Roberta Bruzzone ha preso una netta posizione sugli ultimi risvolti legati al caso del delitto di Garlasco e alla figura di Marco Poggi.
L’intervista annunciata a ‘Quarto Grado’ con protagonista Marco Poggi, fratello di Chiara Poggi, vittima nel delitto di Garlasco, ha suscitato tante reazioni.
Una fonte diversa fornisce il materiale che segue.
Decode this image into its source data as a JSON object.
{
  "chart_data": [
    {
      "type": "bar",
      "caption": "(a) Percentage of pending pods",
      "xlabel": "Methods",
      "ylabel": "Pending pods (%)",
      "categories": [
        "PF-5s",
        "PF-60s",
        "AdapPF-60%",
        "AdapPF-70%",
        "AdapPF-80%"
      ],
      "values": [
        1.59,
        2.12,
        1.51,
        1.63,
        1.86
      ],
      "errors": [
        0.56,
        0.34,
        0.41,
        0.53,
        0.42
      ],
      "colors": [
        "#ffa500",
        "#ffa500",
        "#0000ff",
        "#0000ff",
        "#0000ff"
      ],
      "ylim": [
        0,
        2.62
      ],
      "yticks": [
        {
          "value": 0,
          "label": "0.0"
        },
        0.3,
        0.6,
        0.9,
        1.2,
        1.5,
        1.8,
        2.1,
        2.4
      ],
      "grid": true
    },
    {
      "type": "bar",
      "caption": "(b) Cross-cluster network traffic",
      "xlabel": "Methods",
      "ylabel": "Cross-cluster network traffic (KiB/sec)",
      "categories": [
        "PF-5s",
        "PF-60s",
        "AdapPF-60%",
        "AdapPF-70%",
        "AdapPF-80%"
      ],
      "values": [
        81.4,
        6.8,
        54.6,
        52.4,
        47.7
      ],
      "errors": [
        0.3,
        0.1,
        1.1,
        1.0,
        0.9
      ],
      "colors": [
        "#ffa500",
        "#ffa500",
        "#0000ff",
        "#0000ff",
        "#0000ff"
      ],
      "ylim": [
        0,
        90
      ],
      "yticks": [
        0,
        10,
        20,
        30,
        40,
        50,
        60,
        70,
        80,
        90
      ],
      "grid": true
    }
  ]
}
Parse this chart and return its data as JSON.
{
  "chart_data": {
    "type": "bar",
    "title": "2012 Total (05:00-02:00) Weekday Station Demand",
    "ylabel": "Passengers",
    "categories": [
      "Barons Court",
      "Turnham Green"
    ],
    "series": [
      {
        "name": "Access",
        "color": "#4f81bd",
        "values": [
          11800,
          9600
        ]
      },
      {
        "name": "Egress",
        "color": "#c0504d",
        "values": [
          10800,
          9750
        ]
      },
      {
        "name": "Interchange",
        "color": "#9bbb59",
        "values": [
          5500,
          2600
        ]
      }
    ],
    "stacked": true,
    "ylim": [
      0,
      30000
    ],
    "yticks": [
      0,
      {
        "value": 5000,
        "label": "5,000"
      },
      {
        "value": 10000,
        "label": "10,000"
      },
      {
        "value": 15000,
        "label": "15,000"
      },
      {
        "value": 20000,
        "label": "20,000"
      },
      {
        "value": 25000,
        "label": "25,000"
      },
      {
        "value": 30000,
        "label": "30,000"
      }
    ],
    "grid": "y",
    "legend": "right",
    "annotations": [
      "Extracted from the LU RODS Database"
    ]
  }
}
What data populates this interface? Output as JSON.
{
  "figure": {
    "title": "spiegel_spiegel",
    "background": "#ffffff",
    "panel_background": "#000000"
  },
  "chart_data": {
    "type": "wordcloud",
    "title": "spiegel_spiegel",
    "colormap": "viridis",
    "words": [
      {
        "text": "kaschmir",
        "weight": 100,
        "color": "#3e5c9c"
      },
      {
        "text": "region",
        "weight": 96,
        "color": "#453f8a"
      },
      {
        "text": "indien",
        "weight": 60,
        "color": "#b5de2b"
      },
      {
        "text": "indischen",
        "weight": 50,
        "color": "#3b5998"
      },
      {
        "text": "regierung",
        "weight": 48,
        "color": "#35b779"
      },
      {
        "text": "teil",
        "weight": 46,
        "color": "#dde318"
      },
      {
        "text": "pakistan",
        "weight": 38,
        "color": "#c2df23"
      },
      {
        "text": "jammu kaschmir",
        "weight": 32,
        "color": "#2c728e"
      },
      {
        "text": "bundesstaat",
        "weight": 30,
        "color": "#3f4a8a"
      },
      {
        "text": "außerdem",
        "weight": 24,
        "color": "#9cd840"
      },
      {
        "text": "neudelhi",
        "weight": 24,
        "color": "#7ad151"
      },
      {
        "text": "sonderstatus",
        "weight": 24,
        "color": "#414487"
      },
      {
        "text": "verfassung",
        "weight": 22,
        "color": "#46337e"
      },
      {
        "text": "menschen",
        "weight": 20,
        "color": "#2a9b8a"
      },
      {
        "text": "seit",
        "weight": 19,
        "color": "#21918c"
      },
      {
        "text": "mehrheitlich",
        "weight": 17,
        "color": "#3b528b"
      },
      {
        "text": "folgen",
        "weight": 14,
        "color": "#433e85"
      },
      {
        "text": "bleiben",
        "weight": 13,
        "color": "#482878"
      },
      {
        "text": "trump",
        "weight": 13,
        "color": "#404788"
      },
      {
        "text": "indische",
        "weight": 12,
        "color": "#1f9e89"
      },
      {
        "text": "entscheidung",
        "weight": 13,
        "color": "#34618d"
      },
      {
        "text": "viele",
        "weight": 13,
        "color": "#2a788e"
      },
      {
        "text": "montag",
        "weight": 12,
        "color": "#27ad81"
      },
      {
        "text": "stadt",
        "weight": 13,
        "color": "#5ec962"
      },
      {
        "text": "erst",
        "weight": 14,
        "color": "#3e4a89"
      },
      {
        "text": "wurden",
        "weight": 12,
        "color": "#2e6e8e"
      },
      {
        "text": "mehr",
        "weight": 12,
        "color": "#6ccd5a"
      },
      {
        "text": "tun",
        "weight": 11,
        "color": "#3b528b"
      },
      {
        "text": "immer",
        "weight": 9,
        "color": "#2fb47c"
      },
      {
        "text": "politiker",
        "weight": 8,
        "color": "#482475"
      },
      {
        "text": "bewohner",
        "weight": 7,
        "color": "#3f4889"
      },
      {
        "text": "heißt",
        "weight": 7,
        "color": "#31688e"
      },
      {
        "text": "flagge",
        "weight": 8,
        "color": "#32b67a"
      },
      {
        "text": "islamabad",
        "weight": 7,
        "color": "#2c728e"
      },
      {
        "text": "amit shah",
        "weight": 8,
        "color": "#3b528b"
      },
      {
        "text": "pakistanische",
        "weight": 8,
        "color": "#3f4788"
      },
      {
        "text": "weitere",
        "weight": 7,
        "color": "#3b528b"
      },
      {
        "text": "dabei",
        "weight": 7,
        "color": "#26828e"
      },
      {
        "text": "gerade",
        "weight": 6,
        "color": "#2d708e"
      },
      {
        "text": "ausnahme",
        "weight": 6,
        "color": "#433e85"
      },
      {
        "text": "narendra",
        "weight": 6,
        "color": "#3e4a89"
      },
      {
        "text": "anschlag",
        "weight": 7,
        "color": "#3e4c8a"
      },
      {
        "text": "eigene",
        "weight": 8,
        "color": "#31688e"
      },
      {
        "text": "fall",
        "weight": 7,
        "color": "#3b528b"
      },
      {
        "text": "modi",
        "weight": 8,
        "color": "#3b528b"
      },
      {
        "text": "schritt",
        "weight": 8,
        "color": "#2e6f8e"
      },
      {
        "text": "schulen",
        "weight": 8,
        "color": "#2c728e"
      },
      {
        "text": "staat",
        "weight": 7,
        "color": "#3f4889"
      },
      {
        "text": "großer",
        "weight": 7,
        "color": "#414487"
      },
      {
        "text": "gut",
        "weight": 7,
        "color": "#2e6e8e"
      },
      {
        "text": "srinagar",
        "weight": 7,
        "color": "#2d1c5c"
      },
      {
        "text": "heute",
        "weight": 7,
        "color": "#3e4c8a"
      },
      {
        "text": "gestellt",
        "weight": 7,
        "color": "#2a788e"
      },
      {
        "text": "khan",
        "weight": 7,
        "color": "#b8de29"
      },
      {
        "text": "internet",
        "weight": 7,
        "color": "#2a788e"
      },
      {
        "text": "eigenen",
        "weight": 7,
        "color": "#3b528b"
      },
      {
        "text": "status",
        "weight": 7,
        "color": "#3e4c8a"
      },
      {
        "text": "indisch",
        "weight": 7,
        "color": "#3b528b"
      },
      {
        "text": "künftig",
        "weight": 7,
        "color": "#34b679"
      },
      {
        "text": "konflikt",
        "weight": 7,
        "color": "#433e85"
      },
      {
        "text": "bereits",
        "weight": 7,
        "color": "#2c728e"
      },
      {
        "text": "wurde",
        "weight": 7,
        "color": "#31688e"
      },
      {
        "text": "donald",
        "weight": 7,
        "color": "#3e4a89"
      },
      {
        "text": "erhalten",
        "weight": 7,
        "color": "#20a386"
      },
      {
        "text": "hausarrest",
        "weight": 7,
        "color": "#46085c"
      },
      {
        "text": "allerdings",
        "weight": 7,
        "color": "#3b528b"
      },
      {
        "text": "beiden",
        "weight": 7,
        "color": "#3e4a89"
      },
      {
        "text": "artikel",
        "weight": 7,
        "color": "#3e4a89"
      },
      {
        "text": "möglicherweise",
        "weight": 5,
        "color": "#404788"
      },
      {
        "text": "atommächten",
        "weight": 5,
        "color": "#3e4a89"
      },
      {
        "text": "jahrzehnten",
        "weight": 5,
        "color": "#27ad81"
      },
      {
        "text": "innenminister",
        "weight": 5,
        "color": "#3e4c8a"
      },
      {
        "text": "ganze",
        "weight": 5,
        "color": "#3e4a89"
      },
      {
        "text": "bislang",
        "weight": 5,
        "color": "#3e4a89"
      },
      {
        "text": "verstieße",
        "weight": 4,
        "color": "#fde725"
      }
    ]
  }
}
Tra queste quella di Roberta Bruzzone, nota criminologa, che si è espressa piuttosto duramente sui social annunciando la volontà di far finire, una volta per tutte, le menzogne.

Delitto di Garlasco: Roberta Bruzzone e la posizione di Marco Poggi
“Finalmente Marco Poggi parlerà intervistato da Gianluigi Nuzzi a ‘Quarto Grado’. Marco Poggi è stato bersaglio, negli anni, di alcune tra le più miserabili fake news circolate sul web e non solo: insinuazioni gravissime, ricostruzioni deliranti, accuse farneticanti rilanciate con impressionante leggerezza anche da numerose testate giornalistiche, senza il minimo rispetto per la verità , per il dolore di una famiglia e per la dignità di una persona già devastata da una tragedia immane”. Sono state queste alcune della parole di Roberta Bruzzone sui social parlando della decisione di Marco Poggi, fratello di Chiara Poggi, vittima del delitto di Garlasco, di parlare in tv per la prima volta dopo 19 anni.
“Una campagna persecutoria allucinante, alimentata da soggetti oggi al vaglio dell’autorità giudiziaria, e resa ancora più feroce dalla complicità rumorosa di molte/i facinorose/i, pronte/i a trasformare il dolore altrui in un’arena di odio, sospetto e linciaggio mediatico”.
“Il tempo delle menzogne deve finire”
La Bruzzone ha quindi completato il suo pensiero in modo definitivo: “Finalmente Marco Poggi avrà modo di affrontare a viso aperto queste accuse miserabili, di smontare una per una le falsità che gli sono state cucite addosso e di rimettere ogni tassello al proprio posto. Perché il tempo delle menzogne, delle suggestioni tossiche e delle campagne d’odio spacciate per ‘ricerca della verità ’ deve finire. E deve finire davanti ai fatti”.